Wer steht hinter den Neugründungen? Am Beispiel der jungen Augsburger Wohnungsgenossenschaft WOGENAU soll der lange Weg von der Vision, über den Gründungsprozess bis zum ersten Projekt aufgezeigt werden.

Los ging es beim Augsburger Friedensfest 2018 an dessen Programm sich die heutige Gruppe der WOGENAU-Gründer unter dem Motto „Wolkenkuckucksheim für alle – das utopische Wohnlabor“ beteiligte. Der damalige Untertitel lautete „Initiative Genossenschaften. Gründung nicht ausgeschlossen!“ Wie möchten wir wohnen? Wo ist der Raum, um Bedürfnisse zu verwirklichen und wie soll das gehen, wenn Haus und Boden scheinbar unerreichbar verhandelt werden? – mit diesen zentralen Fragen setzten sich die Teilnehmer der vielen Workshops auseinander. Dabei wurde klar, wer anders wohnen möchte, muss sich dafür einsetzen. Und um mehr und nachhaltigere Möglichkeiten zu haben, muss man dies gemeinsam tun. „Vom enormen Interesse an einer partizipativen genossenschaftlichen Wohnform waren wir regelrecht überrascht. Das liegt wahrscheinlich auch daran, dass unser geplantes Gemeinschaftsprojekt das erste dieser Art in Augsburg ist“, erinnert sich Gründungsvorständin Dr. Hilde Strobl. Hinzu komme die zunehmend angespannte Situation am Augsburger Wohnungsmarkt. Der Druck hat sich für viele Wohnungssuchende deutlich erhöht. Da liegt es nahe, das Geschick in die eigene Hand zunehmen.

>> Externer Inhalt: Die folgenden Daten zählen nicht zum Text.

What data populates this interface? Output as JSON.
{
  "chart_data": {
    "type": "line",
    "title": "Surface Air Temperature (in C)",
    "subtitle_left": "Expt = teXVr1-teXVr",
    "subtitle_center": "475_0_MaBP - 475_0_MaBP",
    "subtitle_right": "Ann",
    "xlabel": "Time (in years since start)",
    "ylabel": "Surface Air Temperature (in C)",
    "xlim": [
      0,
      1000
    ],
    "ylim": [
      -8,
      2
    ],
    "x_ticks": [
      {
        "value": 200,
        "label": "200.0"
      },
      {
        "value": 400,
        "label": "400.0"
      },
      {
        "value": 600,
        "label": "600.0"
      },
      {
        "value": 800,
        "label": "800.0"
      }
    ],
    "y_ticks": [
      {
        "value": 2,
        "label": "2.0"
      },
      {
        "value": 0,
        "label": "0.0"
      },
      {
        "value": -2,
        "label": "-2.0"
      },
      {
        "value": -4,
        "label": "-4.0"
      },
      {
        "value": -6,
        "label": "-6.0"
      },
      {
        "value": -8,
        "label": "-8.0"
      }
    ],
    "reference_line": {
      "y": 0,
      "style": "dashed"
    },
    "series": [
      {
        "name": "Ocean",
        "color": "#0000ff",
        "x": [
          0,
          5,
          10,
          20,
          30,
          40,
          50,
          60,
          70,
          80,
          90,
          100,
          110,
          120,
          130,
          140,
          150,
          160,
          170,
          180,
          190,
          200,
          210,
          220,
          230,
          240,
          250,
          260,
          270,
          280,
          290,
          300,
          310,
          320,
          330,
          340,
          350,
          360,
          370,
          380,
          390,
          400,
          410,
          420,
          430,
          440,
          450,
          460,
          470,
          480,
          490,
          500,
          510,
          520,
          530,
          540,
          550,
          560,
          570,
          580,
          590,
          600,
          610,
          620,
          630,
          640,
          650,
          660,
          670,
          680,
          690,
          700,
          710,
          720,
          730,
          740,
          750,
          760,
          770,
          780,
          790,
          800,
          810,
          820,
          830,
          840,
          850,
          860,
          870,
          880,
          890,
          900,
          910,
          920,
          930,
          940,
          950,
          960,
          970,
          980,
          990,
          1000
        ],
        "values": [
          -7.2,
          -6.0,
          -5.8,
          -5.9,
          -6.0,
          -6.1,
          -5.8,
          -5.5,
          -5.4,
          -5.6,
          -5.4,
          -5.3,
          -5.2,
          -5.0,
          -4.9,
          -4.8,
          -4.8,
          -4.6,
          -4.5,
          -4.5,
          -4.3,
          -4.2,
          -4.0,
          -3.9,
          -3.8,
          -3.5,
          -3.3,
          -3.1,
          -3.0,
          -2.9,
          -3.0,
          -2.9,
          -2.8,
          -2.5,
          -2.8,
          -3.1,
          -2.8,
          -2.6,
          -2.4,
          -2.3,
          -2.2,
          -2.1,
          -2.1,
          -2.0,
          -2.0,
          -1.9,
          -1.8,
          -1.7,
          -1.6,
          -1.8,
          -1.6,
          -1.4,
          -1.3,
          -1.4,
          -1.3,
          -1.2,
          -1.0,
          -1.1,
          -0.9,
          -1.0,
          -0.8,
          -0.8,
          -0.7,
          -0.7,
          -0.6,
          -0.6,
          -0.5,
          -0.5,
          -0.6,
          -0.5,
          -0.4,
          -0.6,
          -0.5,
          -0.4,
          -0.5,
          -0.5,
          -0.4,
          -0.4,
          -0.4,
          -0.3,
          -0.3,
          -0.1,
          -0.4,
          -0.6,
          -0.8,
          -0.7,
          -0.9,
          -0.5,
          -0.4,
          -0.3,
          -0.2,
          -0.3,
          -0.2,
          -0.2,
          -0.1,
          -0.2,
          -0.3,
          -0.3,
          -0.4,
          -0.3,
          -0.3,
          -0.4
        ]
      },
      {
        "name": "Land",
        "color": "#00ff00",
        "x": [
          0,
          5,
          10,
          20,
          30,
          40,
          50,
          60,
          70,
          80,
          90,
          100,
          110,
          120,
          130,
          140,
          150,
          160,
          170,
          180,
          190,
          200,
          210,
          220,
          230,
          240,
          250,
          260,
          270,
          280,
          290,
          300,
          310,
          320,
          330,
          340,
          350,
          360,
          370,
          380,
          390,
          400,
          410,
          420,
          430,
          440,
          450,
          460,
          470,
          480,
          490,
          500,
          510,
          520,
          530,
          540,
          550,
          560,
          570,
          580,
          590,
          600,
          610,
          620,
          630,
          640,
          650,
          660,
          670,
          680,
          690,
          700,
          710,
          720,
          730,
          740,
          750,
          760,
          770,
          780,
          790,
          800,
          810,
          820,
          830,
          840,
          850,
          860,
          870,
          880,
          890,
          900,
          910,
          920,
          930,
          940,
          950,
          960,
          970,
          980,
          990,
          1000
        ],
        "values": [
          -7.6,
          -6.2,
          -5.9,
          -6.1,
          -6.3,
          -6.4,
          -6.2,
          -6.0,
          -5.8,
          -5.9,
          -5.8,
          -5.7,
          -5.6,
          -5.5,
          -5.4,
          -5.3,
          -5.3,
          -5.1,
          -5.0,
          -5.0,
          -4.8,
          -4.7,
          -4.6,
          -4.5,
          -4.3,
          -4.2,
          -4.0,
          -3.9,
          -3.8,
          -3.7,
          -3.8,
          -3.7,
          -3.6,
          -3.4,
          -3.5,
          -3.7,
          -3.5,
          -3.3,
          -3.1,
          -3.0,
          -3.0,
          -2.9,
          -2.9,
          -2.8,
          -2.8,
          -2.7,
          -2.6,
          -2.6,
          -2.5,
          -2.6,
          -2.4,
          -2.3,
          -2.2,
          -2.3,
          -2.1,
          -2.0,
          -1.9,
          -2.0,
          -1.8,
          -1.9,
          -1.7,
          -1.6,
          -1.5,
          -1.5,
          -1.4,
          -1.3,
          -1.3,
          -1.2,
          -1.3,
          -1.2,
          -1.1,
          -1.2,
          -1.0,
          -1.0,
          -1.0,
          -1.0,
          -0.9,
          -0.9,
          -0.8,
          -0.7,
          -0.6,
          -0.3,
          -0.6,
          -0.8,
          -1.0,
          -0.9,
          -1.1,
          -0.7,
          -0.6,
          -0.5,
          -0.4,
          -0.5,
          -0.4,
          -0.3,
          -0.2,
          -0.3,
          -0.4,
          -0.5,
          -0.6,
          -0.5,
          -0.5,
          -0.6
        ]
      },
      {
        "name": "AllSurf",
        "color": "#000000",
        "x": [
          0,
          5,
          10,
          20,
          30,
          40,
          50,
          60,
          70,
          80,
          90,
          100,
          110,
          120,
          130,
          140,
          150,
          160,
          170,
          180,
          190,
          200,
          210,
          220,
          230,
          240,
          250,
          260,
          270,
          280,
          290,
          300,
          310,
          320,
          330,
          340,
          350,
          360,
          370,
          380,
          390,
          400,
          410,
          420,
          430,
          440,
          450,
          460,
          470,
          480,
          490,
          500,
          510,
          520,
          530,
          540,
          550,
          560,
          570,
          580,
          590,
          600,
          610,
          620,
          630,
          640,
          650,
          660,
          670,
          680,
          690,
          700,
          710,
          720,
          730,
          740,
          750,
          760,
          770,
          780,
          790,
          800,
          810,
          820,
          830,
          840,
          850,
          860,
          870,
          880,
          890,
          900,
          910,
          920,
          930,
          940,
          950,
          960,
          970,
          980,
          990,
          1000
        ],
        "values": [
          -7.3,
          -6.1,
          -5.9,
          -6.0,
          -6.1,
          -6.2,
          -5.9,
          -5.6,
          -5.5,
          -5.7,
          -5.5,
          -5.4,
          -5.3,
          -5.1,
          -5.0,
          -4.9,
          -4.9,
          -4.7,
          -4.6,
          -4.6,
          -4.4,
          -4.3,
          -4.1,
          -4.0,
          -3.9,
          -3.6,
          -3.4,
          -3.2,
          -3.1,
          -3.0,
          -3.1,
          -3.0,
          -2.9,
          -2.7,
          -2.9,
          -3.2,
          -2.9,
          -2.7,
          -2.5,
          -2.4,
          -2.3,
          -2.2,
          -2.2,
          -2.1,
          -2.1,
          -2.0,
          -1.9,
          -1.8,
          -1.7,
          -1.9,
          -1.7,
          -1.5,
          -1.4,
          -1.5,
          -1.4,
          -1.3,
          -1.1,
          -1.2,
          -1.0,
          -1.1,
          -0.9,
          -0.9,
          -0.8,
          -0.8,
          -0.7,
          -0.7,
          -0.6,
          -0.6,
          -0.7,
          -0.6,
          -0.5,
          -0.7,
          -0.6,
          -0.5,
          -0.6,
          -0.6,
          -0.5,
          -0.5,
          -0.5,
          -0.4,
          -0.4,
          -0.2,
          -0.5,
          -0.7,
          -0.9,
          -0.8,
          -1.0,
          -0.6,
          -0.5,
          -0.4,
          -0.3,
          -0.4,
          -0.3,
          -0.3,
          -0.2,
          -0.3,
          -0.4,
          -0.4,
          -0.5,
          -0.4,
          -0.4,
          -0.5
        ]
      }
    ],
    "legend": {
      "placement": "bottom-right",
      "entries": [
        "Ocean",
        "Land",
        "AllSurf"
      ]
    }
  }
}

Im Nachgang des Friedensfestes hat sich eine Gruppe gründungswilliger Genossen in kleinerer und größerer Runde regelmäßig getroffen und intensiv an den notwendigen Vorbereitungen gearbeitet und die Gründung auf den Weg gebracht. In sehr vielen Sitzungen und Gesprächen, in Workshops und Recherchen wurden die umfangreichen Vorbereitungen zur Gründung einer Baugenossenschaft getroffen. Die Gruppe hat Paragrafen gewälzt und eine Satzung erarbeitet, sich mit Verbänden, Gründungsexperten, Politikern, Vertretern der Stadtverwaltung Augsburg, Genossenschaften und Banken ausgetauscht, Informationen gesammelt, Ideen entwickelt, Strategien diskutiert, Möglichkeiten abgewogen, Namen, Organisationsformen und öffentliches Erscheinungsbild debattiert – und Entscheidungen getroffen. Dabei kam es den Gründern zu Gute, dass sie seit Jahren in engem Austausch mit anderen Genossenschaften standen und auch in der Stadt Augsburg sehr gut vernetzt sind. „So hatten wir für alle offenen Fragen schnell den richtigen Ansprechpartner“, sagt Dr. Strobl.

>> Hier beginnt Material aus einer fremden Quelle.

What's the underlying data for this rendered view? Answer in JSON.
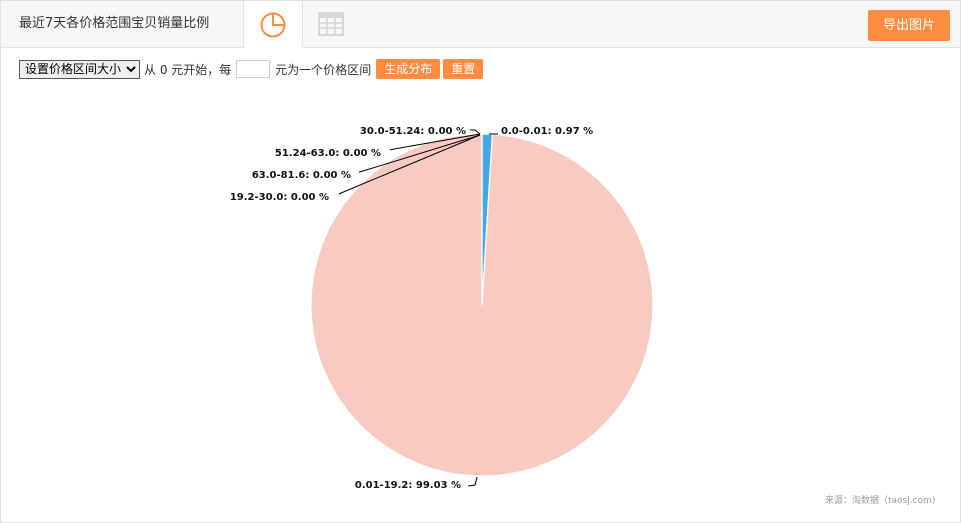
{
  "header": {
    "title": "最近7天各价格范围宝贝销量比例",
    "export_label": "导出图片"
  },
  "tabs": [
    {
      "name": "pie-view",
      "icon": "pie-chart-icon",
      "active": true
    },
    {
      "name": "table-view",
      "icon": "table-icon",
      "active": false
    }
  ],
  "controls": {
    "select_value": "设置价格区间大小",
    "from_label": "从 0 元开始，每",
    "input_value": "",
    "to_label": "元为一个价格区间",
    "generate_label": "生成分布",
    "reset_label": "重置"
  },
  "colors": {
    "accent": "#ff8c41",
    "slice_main": "#f8cac1",
    "slice_small": "#45a8e6"
  },
  "chart_data": {
    "type": "pie",
    "slices": [
      {
        "label": "0.0-0.01: 0.97 %",
        "category": "0.0-0.01",
        "value": 0.97,
        "color": "#45a8e6"
      },
      {
        "label": "0.01-19.2: 99.03 %",
        "category": "0.01-19.2",
        "value": 99.03,
        "color": "#f8cac1"
      },
      {
        "label": "19.2-30.0: 0.00 %",
        "category": "19.2-30.0",
        "value": 0.0,
        "color": "#f8cac1"
      },
      {
        "label": "63.0-81.6: 0.00 %",
        "category": "63.0-81.6",
        "value": 0.0,
        "color": "#f8cac1"
      },
      {
        "label": "51.24-63.0: 0.00 %",
        "category": "51.24-63.0",
        "value": 0.0,
        "color": "#f8cac1"
      },
      {
        "label": "30.0-51.24: 0.00 %",
        "category": "30.0-51.24",
        "value": 0.0,
        "color": "#f8cac1"
      }
    ]
  },
  "credit": "来源：淘数据（taosj.com)"
}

Am 22. September 2019 war es dann endlich soweit: Die Initiatoren konnten zur Gründungsversammlung der WOGENAU einladen. Etwa 50 Augsburgerinnen und Augsburger kamen zu diesem denkwürdigen Ereignis. Und 26 der anwesenden Gäste wurden gleich an diesem Abend Gründungsmitglieder.

Eines dieser Gründungsmitglieder ist Rainer Beyer, Vorstand der Siedlungsgenossenschaft Augsburg-Firnhaberau. Ihm geht es dabei nicht darum, eine der geplanten Wohnungen zu bekommen, sondern vielmehr um die genossenschaftliche Solidarität. „Als langjähriger Vorstand einer Genossenschaft, Mitglied des VdW Bayern-Verbandsrates und des Fachausschusses Wohnungsgenossenschaften möchte ich gerne mein Fachwissen in diese junge Genossenschaft einbringen und sie auf dem Weg zum ersten Bauprojekt unterstützen. Die Mitgliederentwicklung und das Engagement der Mitglieder sind beeindruckend“, sagt Rainer Beyer.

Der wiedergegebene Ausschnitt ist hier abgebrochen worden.